Анатолий Гончар - Возвращение
— Вот те крест? — мне показалось, что меч даже подался вперёд.
— Крестись — не крестись, но мы вновь призваны вершить судьбы мира.
— Зашибись! — Перст от радости выскочил из ножен и, приземлившись, вонзился остриём в пол. — Но всё одно, Михалыч, пока ты по своим делам мотался, у нас тут столько всякого произошло, ужасть!
— Постой, постой! — вмешалась в наш разговор Баба-Яга. — Так ты, что ж, окаянный, в курсе всего, что ли, а?
— Да так, кое о чём наслышан… — покосившись на Ягу и почувствовав скрытую угрозу, не совсем уверенно ответил меч.
— Так значит, ты не того, не откинулся, да? И сном беспробудным не спал? — Яга медленно, но верно нащупывала рукой стоящую у печи кочергу.
— Да так, дремал малость… — соврать меч не решился, и в поисках поддержки затравленно засемафорил глазом в мою сторону.
— Ах ты, истукан железный, я тут, можно сказать, глазёнки повыплакала, а он! — правая рука Яги с зажатой в ней кочерёжкой стала медленно приподниматься.
— Ага, повыплакала она, держи карман шире! А кто мной капусту шинковал, а?
— Дак, я так, всё одно не пропадать же вещи! — тут уж пришла очередь защищаться Яге, и под давлением свидетельских показаний она была вынуждена кочерёжку из рук выпустить.
— Михалыч, она, между прочим, меня солью посыпала!

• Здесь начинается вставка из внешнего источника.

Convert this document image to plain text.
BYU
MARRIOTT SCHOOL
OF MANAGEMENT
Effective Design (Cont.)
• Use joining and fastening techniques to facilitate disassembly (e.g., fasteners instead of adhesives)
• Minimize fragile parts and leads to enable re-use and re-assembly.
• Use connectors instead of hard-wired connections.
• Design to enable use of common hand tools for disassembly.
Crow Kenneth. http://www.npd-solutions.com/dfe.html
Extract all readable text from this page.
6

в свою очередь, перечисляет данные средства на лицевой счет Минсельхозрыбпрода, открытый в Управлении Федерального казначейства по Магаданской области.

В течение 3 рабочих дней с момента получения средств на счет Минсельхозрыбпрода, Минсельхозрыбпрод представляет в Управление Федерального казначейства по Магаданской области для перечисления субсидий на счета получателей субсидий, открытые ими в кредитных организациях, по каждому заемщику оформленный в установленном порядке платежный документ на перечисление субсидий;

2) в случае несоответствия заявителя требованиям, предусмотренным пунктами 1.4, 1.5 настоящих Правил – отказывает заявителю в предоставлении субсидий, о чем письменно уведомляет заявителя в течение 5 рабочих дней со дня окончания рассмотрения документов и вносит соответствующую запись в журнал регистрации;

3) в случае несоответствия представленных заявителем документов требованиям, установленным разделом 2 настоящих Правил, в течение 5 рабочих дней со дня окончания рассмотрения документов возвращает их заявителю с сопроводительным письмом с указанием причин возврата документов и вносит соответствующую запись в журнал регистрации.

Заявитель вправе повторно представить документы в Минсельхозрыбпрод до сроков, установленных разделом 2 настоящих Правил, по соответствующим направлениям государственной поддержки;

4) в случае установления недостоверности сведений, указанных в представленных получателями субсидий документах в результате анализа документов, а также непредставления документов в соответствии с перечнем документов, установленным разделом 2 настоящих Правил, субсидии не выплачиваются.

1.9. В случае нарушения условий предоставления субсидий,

— Так я ж не нарошно, и уронила — то самую малость.
— Не нарошно она! — передразнивая бабкину манеру говорить, меч слегка крутанулся на кончике острия и с грохотом повалился на стоящие подле печи чугунки, но, не смотря на это, своей обличающей речи не прекратил. — А ещё она меня под печку сунула…
— Так я ж, это, от ворогов прятала…
— Михалыч, под печку, представляешь, с кочергой и тараканами! А как плесенью воняло — ужас!
— Ну, в склепе-то у тебя, чай, запахи не лучше были.
— Так то в склепе, я ж там как в тюрьме бессрочной сидел. А тут в гостях у родной, можно сказать, бабули и в таких невыносимых условиях! Михалыч, срочно на воздух меня, на воздух, света белого почти… — Перст замолчал, словно подсчитывая дни, проведённые им без света белого. — А, вот, да вот почти год не видел!
— Да эт как жа не видел, ежели я тебя, пустобрёха, почитай каждую неделю на завалинку выносила да со всех сторон техосмотр делала, на предмет гнили — ржавчины.
— Да подумаешь, мож и неделю, да за неделю, знаешь, как исстрадался? Вот видишь, — извернувшись на чугунке, меч повернулся к нам боком. — Даже блеск потерял.
— Да это ты сейчас как свинья в саже испачкался, — поддел я нашего болтливого "друга".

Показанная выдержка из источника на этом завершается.